Modelling solute transport in structured soils: performance evaluation of the ADR and TRM models

The movement of chemicals through the soil to the groundwater or discharged to surface waters represents a degradation of these resources. In many cases, serious human and stock health implications are associated with this form of pollution. The chemicals of interest include nutrients, pesticides, salts, and industrial wastes. Recent studies have shown that current models and methods do not adequately describe the leaching of nutrients through soil, often underestimating the risk of groundwater contamination by surface-applied chemicals and overestimating the concentration of resident solutes. This inaccuracy results primarily from ignoring soil structure and nonequilibrium between soil constituents, water, and solutes.
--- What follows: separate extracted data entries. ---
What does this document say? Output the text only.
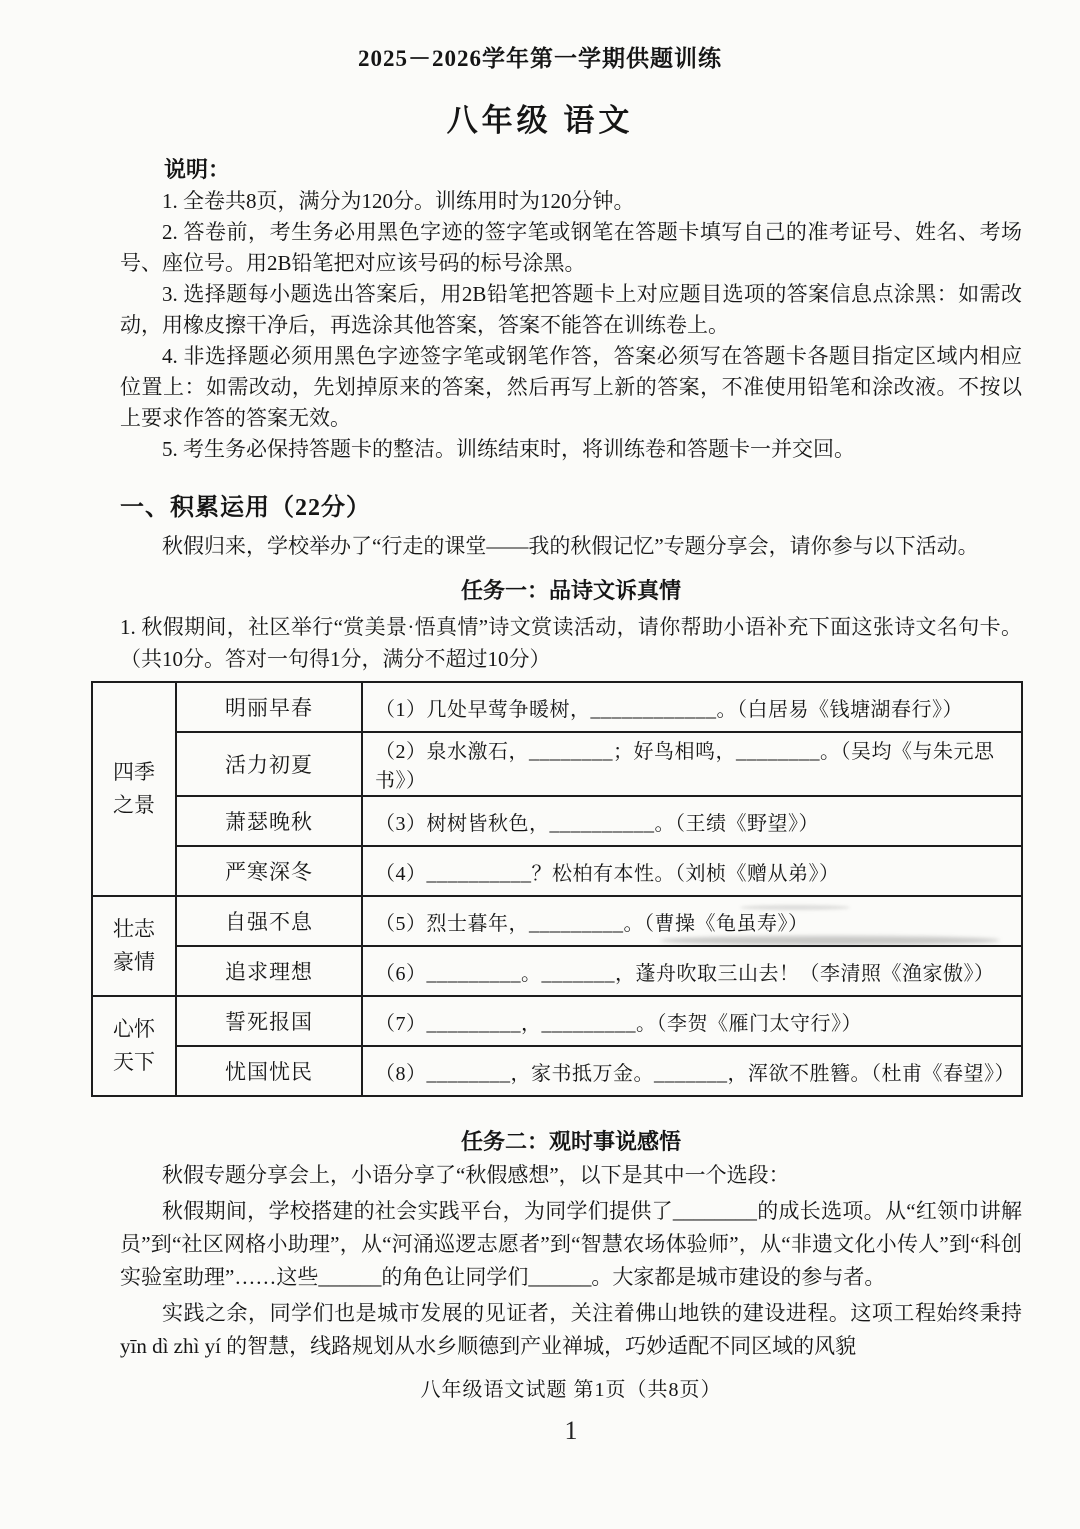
2025－2026学年第一学期供题训练
八年级 语文
说明：
1. 全卷共8页，满分为120分。训练用时为120分钟。
2. 答卷前，考生务必用黑色字迹的签字笔或钢笔在答题卡填写自己的准考证号、姓名、考场号、座位号。用2B铅笔把对应该号码的标号涂黑。
3. 选择题每小题选出答案后，用2B铅笔把答题卡上对应题目选项的答案信息点涂黑：如需改动，用橡皮擦干净后，再选涂其他答案，答案不能答在训练卷上。
4. 非选择题必须用黑色字迹签字笔或钢笔作答，答案必须写在答题卡各题目指定区域内相应位置上：如需改动，先划掉原来的答案，然后再写上新的答案，不准使用铅笔和涂改液。不按以上要求作答的答案无效。
5. 考生务必保持答题卡的整洁。训练结束时，将训练卷和答题卡一并交回。
一、积累运用（22分）
秋假归来，学校举办了“行走的课堂——我的秋假记忆”专题分享会，请你参与以下活动。
任务一：品诗文诉真情
1. 秋假期间，社区举行“赏美景·悟真情”诗文赏读活动，请你帮助小语补充下面这张诗文名句卡。（共10分。答对一句得1分，满分不超过10分）
四季之景	明丽早春	（1）几处早莺争暖树，____________。（白居易《钱塘湖春行》）
	活力初夏	（2）泉水激石，________；好鸟相鸣，________。（吴均《与朱元思书》）
	萧瑟晚秋	（3）树树皆秋色，__________。（王绩《野望》）
	严寒深冬	（4）__________？松柏有本性。（刘桢《赠从弟》）
壮志豪情	自强不息	（5）烈士暮年，_________。（曹操《龟虽寿》）
	追求理想	（6）_________。_______，蓬舟吹取三山去！（李清照《渔家傲》）
心怀天下	誓死报国	（7）_________，_________。（李贺《雁门太守行》）
	忧国忧民	（8）________，家书抵万金。_______，浑欲不胜簪。（杜甫《春望》）
任务二：观时事说感悟
秋假专题分享会上，小语分享了“秋假感想”，以下是其中一个选段：
秋假期间，学校搭建的社会实践平台，为同学们提供了________的成长选项。从“红领巾讲解员”到“社区网格小助理”，从“河涌巡逻志愿者”到“智慧农场体验师”，从“非遗文化小传人”到“科创实验室助理”……这些______的角色让同学们______。大家都是城市建设的参与者。
实践之余，同学们也是城市发展的见证者，关注着佛山地铁的建设进程。这项工程始终秉持 yīn dì zhì yí 的智慧，线路规划从水乡顺德到产业禅城，巧妙适配不同区域的风貌
八年级语文试题 第1页（共8页）
1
A multiple sample percolation system (MSPS), consisting of 25 individual collection wells, was constructed to study the effects of localized soil heterogeneities on the transport of nutrients (NO−3, Cl−, PO3−4) in the vadose zone of an agricultural soil predominantly dominated by clay. Very significant variations in drainage patterns across a small spatial scale were observed (one-way ANOVA, p < 0.001 indicating considerable heterogeneity in water flow patterns and nutrient leaching. Using data collected from the multiple sample percolation experiments, this paper compares the performance of two mathematical models for predicting solute transport, the advective-dispersion model with a reaction term (ADR), and a two-region preferential flow model (TRM) suitable for modelling nonequilibrium transport. These results have implications for modelling solute transport and predicting nutrient loading on a larger scale.